Although it is possible to work on artefacts such as doors and chests, or archaeological timbers, much of the work I do is focussed on dating timber-framed buildings, or roofs in stone/brick buildings.
This usually involves extracting 15mm diameter cores using an electric drill. We are looking for timbers with a good number of rings and at least some sapwood on the outer edges, telling us that we have reached the outer rings of the tree. If the bark edge is present, the season of the year of felling of the tree may be determined.
The holes can be plugged and stained so as to be almost invisible to the casual observer. The cores are then sanded with progressively finer grit papers to give good resolution of the ring boundaries, and the sequences are measured on a specially constructed measuring machine, under a binocular microscope. The ring boundaries are automatically logged on a PC, and analysis can then be carried out. Essentially one is trying to match the patterns of wide and narrow rings, and so to have confidence in the results it is necessary to have enough overlapping rings. We generally like to see a minimum of 70-80 rings per sample, but sometimes fewer rings are acceptable. The eye is very good at matching plots of the varying ring-widths, but of course we need some objective measure of the goodness of fit - and statistics are used. Several possible methods can be used - but the t statistic has proved most useful for comparing oak sequences in Europe.
The individual sample sequences from several timbers in the same phase are first matched to each other - and then combined to form a site master chronology. This has the effect of filtering out the individual growth characteristics of a single tree (which may be the result of disease, injury etc) - and enhancing the 'signal' which results from the weather in each season, and is common to the majority of trees growing at the same time over quite a wide geographical area.
This site master chronology is then compared with the large database that has been accumulated over the last few decades - and we also have access to data from abroad. This enables us to give a likely felling date range for timbers that have some trace of sapwood, or actual felling dates for those with complete sapwood.

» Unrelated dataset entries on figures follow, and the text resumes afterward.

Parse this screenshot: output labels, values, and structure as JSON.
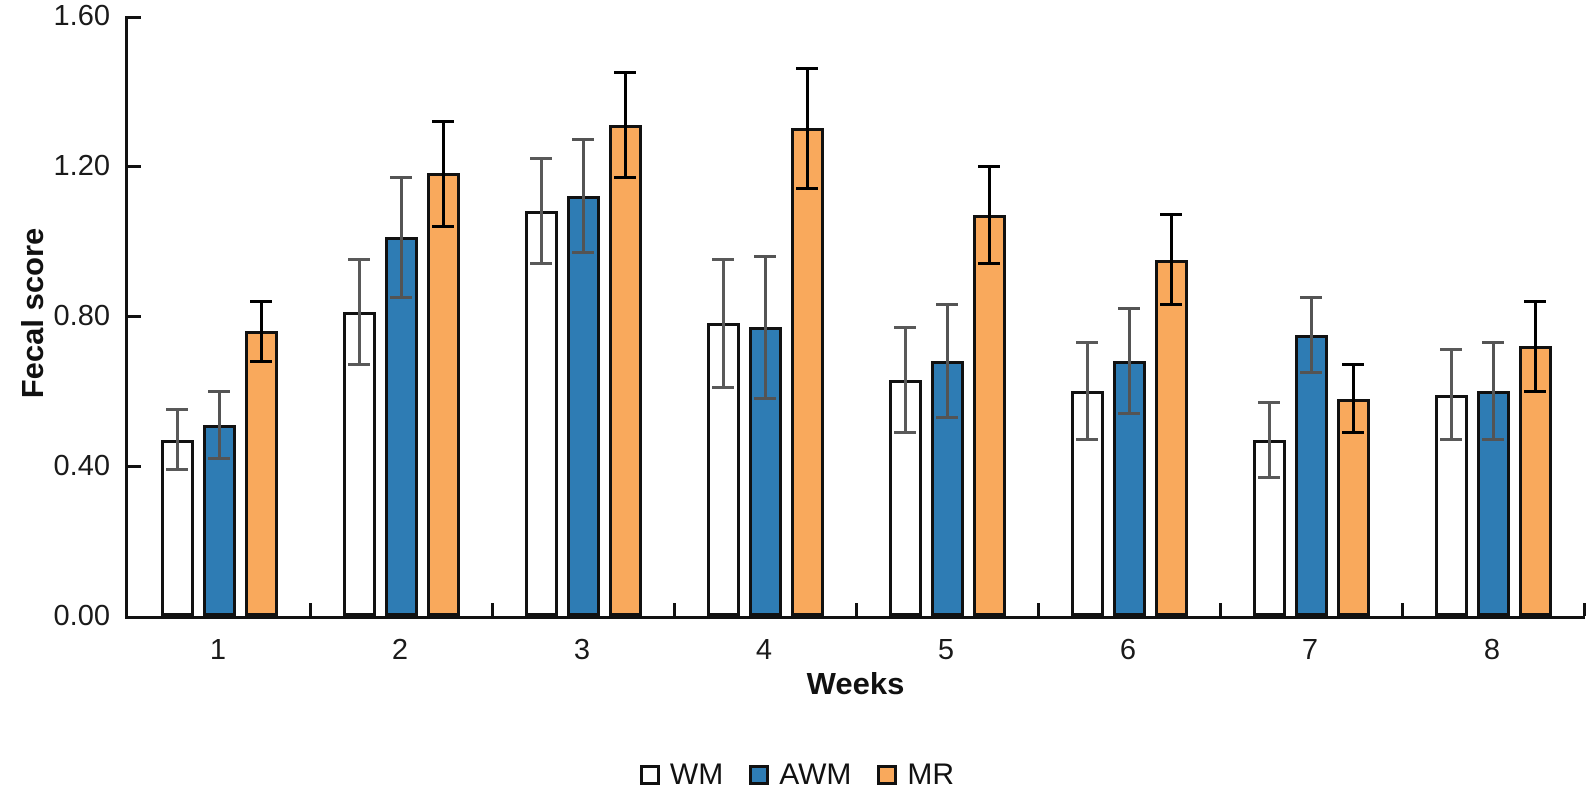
{
  "figure": {
    "background": "#ffffff",
    "y_axis_title": "Fecal score",
    "x_axis_title": "Weeks"
  },
  "chart_data": {
    "type": "bar",
    "title": "",
    "xlabel": "Weeks",
    "ylabel": "Fecal score",
    "categories": [
      "1",
      "2",
      "3",
      "4",
      "5",
      "6",
      "7",
      "8"
    ],
    "series": [
      {
        "name": "WM",
        "fill": "#ffffff",
        "error_color": "#595959",
        "values": [
          0.47,
          0.81,
          1.08,
          0.78,
          0.63,
          0.6,
          0.47,
          0.59
        ],
        "errors": [
          0.08,
          0.14,
          0.14,
          0.17,
          0.14,
          0.13,
          0.1,
          0.12
        ]
      },
      {
        "name": "AWM",
        "fill": "#2e7cb4",
        "error_color": "#545454",
        "values": [
          0.51,
          1.01,
          1.12,
          0.77,
          0.68,
          0.68,
          0.75,
          0.6
        ],
        "errors": [
          0.09,
          0.16,
          0.15,
          0.19,
          0.15,
          0.14,
          0.1,
          0.13
        ]
      },
      {
        "name": "MR",
        "fill": "#f9a95c",
        "error_color": "#000000",
        "values": [
          0.76,
          1.18,
          1.31,
          1.3,
          1.07,
          0.95,
          0.58,
          0.72
        ],
        "errors": [
          0.08,
          0.14,
          0.14,
          0.16,
          0.13,
          0.12,
          0.09,
          0.12
        ]
      }
    ],
    "ylim": [
      0,
      1.6
    ],
    "yticks": [
      {
        "label": "0.00",
        "value": 0.0
      },
      {
        "label": "0.40",
        "value": 0.4
      },
      {
        "label": "0.80",
        "value": 0.8
      },
      {
        "label": "1.20",
        "value": 1.2
      },
      {
        "label": "1.60",
        "value": 1.6
      }
    ],
    "grid": false,
    "legend_position": "bottom",
    "error_bars": true
  }
}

It is often not possible to judge how useful a particular site might be before seeing the timbers - and therefore it is difficult to give an idea of costs for any given job. The usual practice is that if the timbers are judged unsuitable (usually because of insufficient numbers of rings being available) then the client is only charged for the day (or part there of) and travel. If the timbers are judged suitable, an idea of costs can be given on the spot - and will incorporate the time/travel above plus a cost per core. English Heritage Guidelines recommend a minimum of eight samples per phase - though this may not always be possible. To give a 'ball park' idea, a typical single phase building is likely to cost in the region of £700-850 - depending on where it is in the country, how many samples are needed etc. Additional phases are obviously much less as the time/travel forms a large part of the cost for a single phase, and is unlikely to be much more for more than one phase.